Calculate the circumference/diameter in this relativistic problem

[LCSphysicist]

Homework Statement

> A record turntable of radius $R$ rotates at angular velocity $w$ (Fig.
> 12.15). The circumference is presumably Lorentz-contracted, but the radius (being perpendicular to the velocity) is not. What's the ratio
> of the circumference to the diameter, in terms of $w$ and $R$?

Relevant Equations

.

$$ds^2 = dt^2 - r^2 d\theta^2 = d\theta^2((dt/d\theta)^2-r^2) = d\theta^2((1/w)^2-r^2)$$ $$C = \Delta S = \int ds = \int \sqrt{(1/w^2-r^2)}d\theta = 2\pi \sqrt{(1/w^2-r^2)} $$ $$C/2r = \frac{\pi \sqrt{(1/w^2-r^2)}}{r} = \pi \sqrt{\frac{1}{(wr)^2}-1}$$

But this answer is wrong.

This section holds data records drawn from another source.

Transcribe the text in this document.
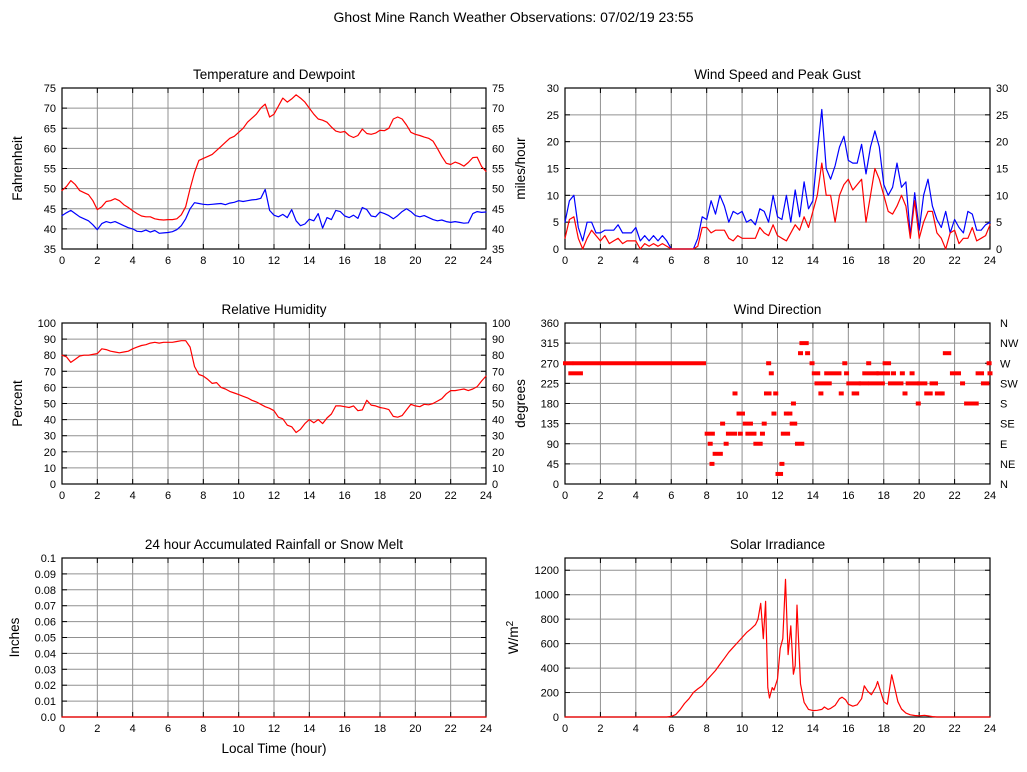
Ghost Mine Ranch Weather Observations: 07/02/19 23:55
35	35
40	40
45	45
50	50
55	55
60	60
65	65
70	70
75	75
0	2	4	6	8 10 12 14 16 18 20 22 24
Temperature and Dewpoint
Fahrenheit
0	0
5	5
10	10
15	15
20	20
25	25
30	30
0	2	4	6	8 10 12 14 16 18 20 22 24
Wind Speed and Peak Gust
miles/hour
0	0
10	10
20	20
30	30
40	40
50	50
60	60
70	70
80	80
90	90
100	100
0	2	4	6	8 10 12 14 16 18 20 22 24
Relative Humidity
Percent
0	N
45	NE
90	E
135	SE
180	S
225	SW
270	W
315	NW
360	N
0	2	4	6	8 10 12 14 16 18 20 22 24
Wind Direction
degrees
0.0
0.01
0.02
0.03
0.04
0.05
0.06
0.07
0.08
0.09
0.1
0	2	4	6	8 10 12 14 16 18 20 22 24
24 hour Accumulated Rainfall or Snow Melt
Inches
Local Time (hour)
0
200
400
600
800
1000
1200
0	2	4	6	8 10 12 14 16 18 20 22 24
Solar Irradiance
$W/m^2$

And i don't know why. I can't see the problem on my reasoning. I have just calculated the distance at the rotating reference frame.

 

[Orodruin]

I have just calculated the distance at the rotating reference frame.

No, you have not. You have computed the proper time taken for an observer situated at the edge to complete a full turn and divided it by $2r$.